For Radost, that circle encompasses the folk art of the Balkans and, most ironically, the former Yugoslavia. When the company was founded, that part of the world was still unified by the top-down authority of the Tito administration; as those connections exploded into ethnic strife, the artists of Radost strove to keep politics out of the studio. The word “radost” means joy in several Slavic languages, and they’ve worked hard to keep that meaning intact.

At the anniversary party, the company will be joined by alumni and colleagues from other heritage groups: the Bokréta Hungarian Dance Ensemble; Dave and the Dalmatians; Orkestar RTW; the Dunava Women’s Choir; and the renowned Bulgarian vocalist Yordanka Ilieva.

Radost’s dances come from a social background, but that doesn’t mean they’re simple. The rhythms are complex—with time signatures like 9/8 and 13/16, the downbeats shifting everywhere, and lots of percussive hopping and jumping. The dances are often set up in a competitive structure, getting faster or harder with each repetition, and the members of the group depend on everyone to get it right or else. The French concept of the faux pas, or false step, comes from a different dancing tradition, but the idea is the same—make a mistake, and disaster results.

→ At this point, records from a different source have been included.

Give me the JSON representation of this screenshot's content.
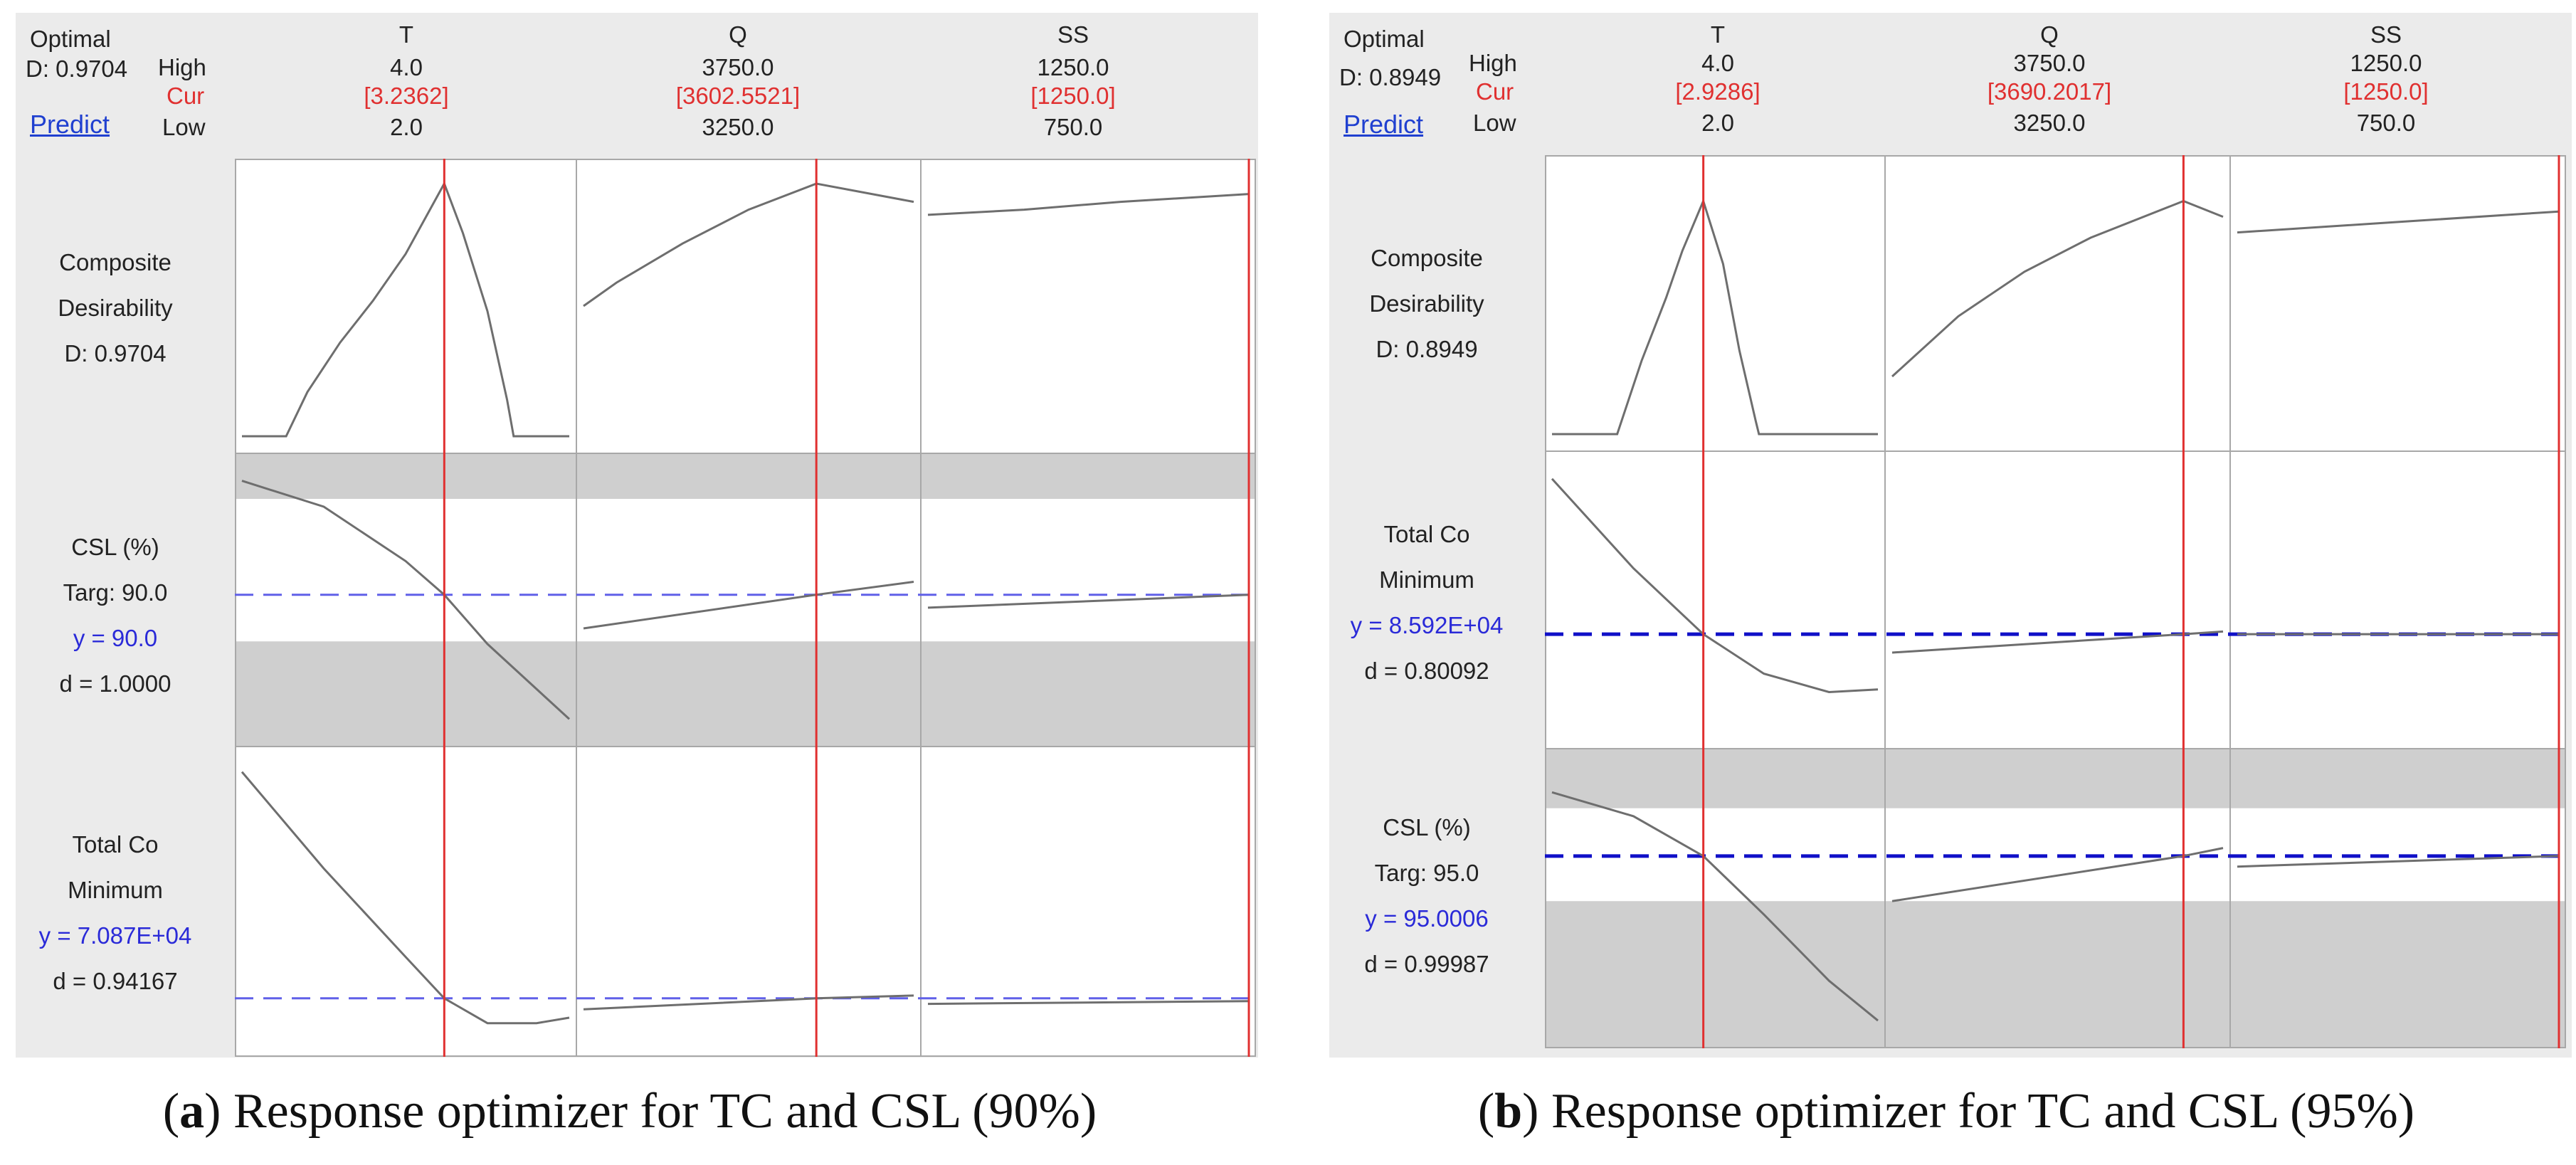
{
  "chart_data": [
    {
      "type": "line",
      "title": "Optimal",
      "subtitle": "Response optimizer for TC and CSL (90%)",
      "panel_label": "a",
      "optimal_d": "D: 0.9704",
      "predict_label": "Predict",
      "row_labels": {
        "high": "High",
        "cur": "Cur",
        "low": "Low"
      },
      "factors": [
        {
          "name": "T",
          "high": "4.0",
          "cur": "[3.2362]",
          "low": "2.0",
          "range": [
            2.0,
            4.0
          ],
          "cur_value": 3.2362
        },
        {
          "name": "Q",
          "high": "3750.0",
          "cur": "[3602.5521]",
          "low": "3250.0",
          "range": [
            3250.0,
            3750.0
          ],
          "cur_value": 3602.5521
        },
        {
          "name": "SS",
          "high": "1250.0",
          "cur": "[1250.0]",
          "low": "750.0",
          "range": [
            750.0,
            1250.0
          ],
          "cur_value": 1250.0
        }
      ],
      "responses": [
        {
          "key": "composite",
          "lines": [
            "Composite",
            "Desirability",
            "D: 0.9704"
          ],
          "blue_line": -1,
          "ylim": [
            0,
            1
          ],
          "target": null,
          "shaded": [],
          "series": [
            {
              "x": [
                2.0,
                2.27,
                2.4,
                2.6,
                2.8,
                3.0,
                3.2362,
                3.35,
                3.5,
                3.62,
                3.66,
                4.0
              ],
              "y": [
                0.0,
                0.0,
                0.17,
                0.36,
                0.52,
                0.7,
                0.97,
                0.78,
                0.48,
                0.14,
                0.0,
                0.0
              ]
            },
            {
              "x": [
                3250,
                3300,
                3400,
                3500,
                3602.5521,
                3750
              ],
              "y": [
                0.5,
                0.59,
                0.74,
                0.87,
                0.97,
                0.9
              ]
            },
            {
              "x": [
                750,
                900,
                1050,
                1250
              ],
              "y": [
                0.85,
                0.87,
                0.9,
                0.93
              ]
            }
          ]
        },
        {
          "key": "csl",
          "lines": [
            "CSL (%)",
            "Targ: 90.0",
            "y = 90.0",
            "d = 1.0000"
          ],
          "blue_line": 2,
          "ylim": [
            0,
            1
          ],
          "target": 0.52,
          "shaded": [
            [
              0.0,
              0.34
            ],
            [
              0.89,
              1.0
            ]
          ],
          "series": [
            {
              "x": [
                2.0,
                2.5,
                3.0,
                3.2362,
                3.5,
                4.0
              ],
              "y": [
                0.96,
                0.86,
                0.65,
                0.52,
                0.33,
                0.04
              ]
            },
            {
              "x": [
                3250,
                3602.5521,
                3750
              ],
              "y": [
                0.39,
                0.52,
                0.57
              ]
            },
            {
              "x": [
                750,
                1250
              ],
              "y": [
                0.47,
                0.52
              ]
            }
          ]
        },
        {
          "key": "totalco",
          "lines": [
            "Total Co",
            "Minimum",
            "y = 7.087E+04",
            "d = 0.94167"
          ],
          "blue_line": 2,
          "ylim": [
            0,
            1
          ],
          "target": 0.15,
          "shaded": [],
          "series": [
            {
              "x": [
                2.0,
                2.5,
                3.0,
                3.2362,
                3.5,
                3.8,
                4.0
              ],
              "y": [
                0.97,
                0.62,
                0.3,
                0.15,
                0.06,
                0.06,
                0.08
              ]
            },
            {
              "x": [
                3250,
                3602.5521,
                3750
              ],
              "y": [
                0.11,
                0.15,
                0.16
              ]
            },
            {
              "x": [
                750,
                1250
              ],
              "y": [
                0.13,
                0.14
              ]
            }
          ]
        }
      ]
    },
    {
      "type": "line",
      "title": "Optimal",
      "subtitle": "Response optimizer for TC and CSL (95%)",
      "panel_label": "b",
      "optimal_d": "D: 0.8949",
      "predict_label": "Predict",
      "row_labels": {
        "high": "High",
        "cur": "Cur",
        "low": "Low"
      },
      "factors": [
        {
          "name": "T",
          "high": "4.0",
          "cur": "[2.9286]",
          "low": "2.0",
          "range": [
            2.0,
            4.0
          ],
          "cur_value": 2.9286
        },
        {
          "name": "Q",
          "high": "3750.0",
          "cur": "[3690.2017]",
          "low": "3250.0",
          "range": [
            3250.0,
            3750.0
          ],
          "cur_value": 3690.2017
        },
        {
          "name": "SS",
          "high": "1250.0",
          "cur": "[1250.0]",
          "low": "750.0",
          "range": [
            750.0,
            1250.0
          ],
          "cur_value": 1250.0
        }
      ],
      "responses": [
        {
          "key": "composite",
          "lines": [
            "Composite",
            "Desirability",
            "D: 0.8949"
          ],
          "blue_line": -1,
          "ylim": [
            0,
            1
          ],
          "target": null,
          "shaded": [],
          "series": [
            {
              "x": [
                2.0,
                2.4,
                2.55,
                2.7,
                2.8,
                2.9286,
                3.05,
                3.15,
                3.25,
                3.27,
                4.0
              ],
              "y": [
                0.0,
                0.0,
                0.28,
                0.52,
                0.7,
                0.89,
                0.65,
                0.32,
                0.05,
                0.0,
                0.0
              ]
            },
            {
              "x": [
                3250,
                3350,
                3450,
                3550,
                3690.2017,
                3750
              ],
              "y": [
                0.22,
                0.45,
                0.62,
                0.75,
                0.89,
                0.83
              ]
            },
            {
              "x": [
                750,
                1000,
                1250
              ],
              "y": [
                0.77,
                0.81,
                0.85
              ]
            }
          ]
        },
        {
          "key": "totalco",
          "lines": [
            "Total Co",
            "Minimum",
            "y = 8.592E+04",
            "d = 0.80092"
          ],
          "blue_line": 2,
          "ylim": [
            0,
            1
          ],
          "target": 0.37,
          "shaded": [],
          "series": [
            {
              "x": [
                2.0,
                2.5,
                2.9286,
                3.3,
                3.7,
                4.0
              ],
              "y": [
                0.96,
                0.62,
                0.37,
                0.22,
                0.15,
                0.16
              ]
            },
            {
              "x": [
                3250,
                3690.2017,
                3750
              ],
              "y": [
                0.3,
                0.37,
                0.38
              ]
            },
            {
              "x": [
                750,
                1250
              ],
              "y": [
                0.37,
                0.37
              ]
            }
          ]
        },
        {
          "key": "csl",
          "lines": [
            "CSL (%)",
            "Targ: 95.0",
            "y = 95.0006",
            "d = 0.99987"
          ],
          "blue_line": 2,
          "ylim": [
            0,
            1
          ],
          "target": 0.66,
          "shaded": [
            [
              0.0,
              0.49
            ],
            [
              0.84,
              1.0
            ]
          ],
          "series": [
            {
              "x": [
                2.0,
                2.5,
                2.9286,
                3.3,
                3.7,
                4.0
              ],
              "y": [
                0.9,
                0.81,
                0.66,
                0.44,
                0.19,
                0.04
              ]
            },
            {
              "x": [
                3250,
                3690.2017,
                3750
              ],
              "y": [
                0.49,
                0.66,
                0.69
              ]
            },
            {
              "x": [
                750,
                1250
              ],
              "y": [
                0.62,
                0.66
              ]
            }
          ]
        }
      ]
    }
  ],
  "style": {
    "panel_bg": "#ebebeb",
    "plot_bg": "#ffffff",
    "shade": "#cfcfcf",
    "curve": "#6e6e6e",
    "grid": "#a8a8a8",
    "cur_line": "#e03030",
    "target_line_a": "#6060e8",
    "target_line_b": "#1010c8"
  }
}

Many of the original members of Radost didn’t come from the same background as the dances they performed, and though there’s been a major influx of ethnic Bulgarians in the last few years, they didn’t necessarily arrive already knowing the steps. Urban and educated, they’re now learning the dances that their village grandparents might have done, and in that way, they are just like all of us, dancing a balance between the worlds that used to be and the ones we make today. If the old saying is true and we need to walk a mile in someone’s shoes to understand their situation, then perhaps we need to dance their dances as well, to get the whole picture.